• July 14, 2011

As all lawyers should know, at least as far as civil litigation is concerned, it takes a minimum of three to tango.  One needs a plaintiff, a defendant, and a forum (a court, an arbitration panel, a mediator, etc.).

And a core element of the adversary system is, of course, “due process,” — wherever and whenever possible under our system, litigants should receive “notice and opportunity to be heard.”

Most of the time, most litigators understand that notice to the opposing side is a critical step in any court action.  Where counsel may trip up, however, is where it is important to tell the Court that one has given notice to one’s adversary.  In short:  do not forget to file the affidavit of service of process with the Court.  The alternative can be inconvenient at best or quite a problem at worst.

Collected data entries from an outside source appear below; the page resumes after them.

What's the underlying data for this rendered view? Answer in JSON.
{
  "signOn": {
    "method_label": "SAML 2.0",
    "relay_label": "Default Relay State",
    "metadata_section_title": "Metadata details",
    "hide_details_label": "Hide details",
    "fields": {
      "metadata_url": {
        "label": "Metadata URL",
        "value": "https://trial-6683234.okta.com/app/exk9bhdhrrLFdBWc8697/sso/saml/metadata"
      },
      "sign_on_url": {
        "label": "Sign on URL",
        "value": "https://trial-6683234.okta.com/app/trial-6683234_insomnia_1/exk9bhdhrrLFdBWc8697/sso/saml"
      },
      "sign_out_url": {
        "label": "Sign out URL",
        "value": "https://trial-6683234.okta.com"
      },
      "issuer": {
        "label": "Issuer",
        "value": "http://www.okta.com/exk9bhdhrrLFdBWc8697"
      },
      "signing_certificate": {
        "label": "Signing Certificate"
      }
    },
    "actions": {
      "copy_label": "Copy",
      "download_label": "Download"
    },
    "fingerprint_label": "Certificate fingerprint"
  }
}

Plaintiff’s counsel for Country Inns & Suites by Carlson, Inc. sued three defendants.  Unfortunately, they did not file their affidavits of service with the Court on the two of the three defendants that they were able to serve within the 120 days provided by Rule 4 of the Federal Rules of Civil Procedure.

Sr. U.S. District Court Judge Paul A. Magnuson (D. Minn.) dismissed the entire case.

Fortunately for plaintiff, Judge Magnuson granted plaintiff’s motion to vacate the dismissal so, in the end, “no harm, no foul.”  On the other hand, this unfortunate snafu perhaps could have been avoided.